One month in, Pope Francis is on the right track

Thirty days of signs and signals have revealed to the world in Francis I, a pope who seems eager to earn the title pontiff, or bridge-builder. Beginning with his choice of a name, which evokes the beloved image of St. Francis of Assisi, the former cardinal of Buenos Aires, Jorge Mario Bergoglio, put the world on notice that change was afoot by forgoing the fancy red slippers and ermine stole favored by other popes.

Since then he has shown a remarkable common touch in his encounters with the public and greater sensitivity to others than the man who came before him.

Try as he did, Francis' immediate predecessor, Benedict XVI, never looked comfortable in his own skin, let alone in pastoral contact with others. Clad in his ornate robes, he seemed to keep the world at arm's length in a way that betrayed his long service as Rome's "Rottweiler" (a nickname he received from the press) in charge of disciplining those who deviated from doctrine.

While personally warmer, the pope before Benedict, John Paul II, was stern when it came to religious matters and approached the world with an Us vs. Them mindset. As the church was rocked by a seemingly endless number of sex abuse scandals -- thousands of child victims and systematic cover-ups by the hierarchy -- he blamed secular society, especially the media, and capitalistic materialism.

In contrast with John Paul and Benedict, Francis doesn't seem capable of greeting anyone without a big, sincere smile and whenever given the choice between clerical privilege and everyday human experience, he opts for the human.

This was demonstrated most clearly as he visited a jail during Holy Week to symbolically wash the feet of a dozen people who represented the apostles. Among them were two women and two Muslims. Their presence, and Francis's ease with them, dismayed traditionalists who recoiled at the sight of females and non-Catholics being included in the ritual. It thrilled those who hunger for a more accessible and inclusive church.

The survivors of clerical abuse, who I have come to know during three years of writing my book "Mortal Sins," hope that Francis will bring real change. However, they have been discouraged by 30 years of church evasions and counterattacks and are understandably wary.

Tough-minded evaluators, they criticize Francis' record on abuse in Argentina. There he was among many of the world's Catholic bishops -- fully 25% -- who failed to meet a deadline for establishing policies to deal with complaints and priests who were accused, according to the Wall Street Journal.

Victims also wait for Francis to demonstrate that he will discipline offenders and reveal their records. "We don't think statements make kids any safer," SNAP leader Barbara Blaine told me this week. "Unless he makes kids safer, he's not doing his job."

Blaine's "show-me" attitude is echoed by her SNAP colleague Peter Isely, who was sexually abused when he attended a Catholic boarding school in Wisconsin.

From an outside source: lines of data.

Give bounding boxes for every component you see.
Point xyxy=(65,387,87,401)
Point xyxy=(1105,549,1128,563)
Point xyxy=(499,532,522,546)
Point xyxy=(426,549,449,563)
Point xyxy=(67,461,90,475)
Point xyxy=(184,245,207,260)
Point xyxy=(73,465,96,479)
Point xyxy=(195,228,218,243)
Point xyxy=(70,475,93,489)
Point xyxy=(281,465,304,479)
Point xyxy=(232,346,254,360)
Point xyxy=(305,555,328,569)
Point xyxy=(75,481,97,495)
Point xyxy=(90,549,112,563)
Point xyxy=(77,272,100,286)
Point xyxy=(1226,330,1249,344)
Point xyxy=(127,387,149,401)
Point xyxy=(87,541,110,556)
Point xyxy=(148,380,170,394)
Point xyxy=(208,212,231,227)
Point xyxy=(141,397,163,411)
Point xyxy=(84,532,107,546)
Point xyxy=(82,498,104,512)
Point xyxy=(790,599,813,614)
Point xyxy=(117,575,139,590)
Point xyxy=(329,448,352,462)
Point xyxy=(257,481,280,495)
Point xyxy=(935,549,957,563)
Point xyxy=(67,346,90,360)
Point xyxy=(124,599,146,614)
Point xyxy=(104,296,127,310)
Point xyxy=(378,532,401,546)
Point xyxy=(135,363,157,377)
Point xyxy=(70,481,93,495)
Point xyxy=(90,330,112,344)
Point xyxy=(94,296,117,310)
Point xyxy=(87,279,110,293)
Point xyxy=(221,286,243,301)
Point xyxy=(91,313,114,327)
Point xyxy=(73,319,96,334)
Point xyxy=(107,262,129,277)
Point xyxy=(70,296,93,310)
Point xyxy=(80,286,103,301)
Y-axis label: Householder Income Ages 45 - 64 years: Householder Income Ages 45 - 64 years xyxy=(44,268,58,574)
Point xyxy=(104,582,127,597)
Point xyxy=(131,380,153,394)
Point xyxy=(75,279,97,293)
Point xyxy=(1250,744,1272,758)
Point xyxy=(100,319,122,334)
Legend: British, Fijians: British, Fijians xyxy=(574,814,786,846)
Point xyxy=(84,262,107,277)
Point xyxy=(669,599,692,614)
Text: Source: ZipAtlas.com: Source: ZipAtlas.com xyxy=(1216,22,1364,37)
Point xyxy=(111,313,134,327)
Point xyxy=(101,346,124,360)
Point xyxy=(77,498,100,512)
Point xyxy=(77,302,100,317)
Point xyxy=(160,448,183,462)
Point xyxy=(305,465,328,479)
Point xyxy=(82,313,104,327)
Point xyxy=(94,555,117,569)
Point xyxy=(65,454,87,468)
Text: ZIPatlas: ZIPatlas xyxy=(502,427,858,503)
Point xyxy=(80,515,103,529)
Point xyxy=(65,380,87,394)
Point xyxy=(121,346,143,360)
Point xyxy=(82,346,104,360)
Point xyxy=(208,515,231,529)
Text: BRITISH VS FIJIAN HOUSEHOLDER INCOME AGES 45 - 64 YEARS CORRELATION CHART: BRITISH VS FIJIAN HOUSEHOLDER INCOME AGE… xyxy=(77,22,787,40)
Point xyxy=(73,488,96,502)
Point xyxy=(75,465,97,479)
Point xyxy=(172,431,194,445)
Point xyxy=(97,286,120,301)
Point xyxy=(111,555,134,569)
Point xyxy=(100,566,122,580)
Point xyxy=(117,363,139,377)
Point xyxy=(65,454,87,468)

Isely said he admires the new man's style and sees, in his personality, reason for hope.

"St. Francis was the single greatest reformer in the history of the Catholic Church,"' noted Isely. "My favorite quote by St. Francis is, `Start by doing what's necessary; then do what's possible; and suddenly you are doing the impossible.' Confronting and reforming the church's global system of child sex abuse and cover-up, that is doing what is necessary. If Pope Francis does that, who knows what's possible? Better yet, what's impossible."

Jeffrey Anderson, the attorney most responsible for the waves of litigation that have revealed the church's secrets on abusive priests, is even more optimistic. Regarded by some as the most dreaded enemy of institutional Catholicism, Anderson told me, "This pope has already demonstrated in action and words a humility we haven't seen before. I see that as revolutionary and it is in direct contrast with the hubris that was the source of the abuse crisis. It gives me hope that he can, if he chooses to, go against the power structure and fundamentally change things. For today I have hope like I never had."

Although I am also skeptical of church leaders and well aware of the hierarchy's long-standing failure on the abuse issue, Francis' first 30 days have led me to agree with Anderson when it comes to the new pope's personality. This is a shift for me, and I make it tentatively, because like all Catholics and former Catholics, I know we are susceptible to the influence of church stagecraft. We want to believe, and that desire has been exploited too often in the past.

If Francis makes the changes that the church must make to end the sex abuse crisis, it will happen because he grasps and wields the power of his office. As a cardinal, he was bound by his oath of obedience to "go along." As pope, he is the one who makes the rules and requires others to obey. What if one of those requirements included an open, transparent and serious program to make children safe and heal the trauma of the past 30 years?

Many of history's transformational figures have been men who, when they finally achieved power, used it in surprising ways.

Theodore Roosevelt, son of wealth and privilege, became the trust-busting enemy of corporate monopolists. Southerner Lyndon Johnson used his considerable skills to champion civil rights. Richard Nixon, Republican friend of industrialists, created the Environmental Protection Agency.

Francis has his chance now.

Michael D'Antonio is the author of Mortal Sins, Sex, Crime and the Era of Catholic Scandal. He is a former religion writer for Newsday.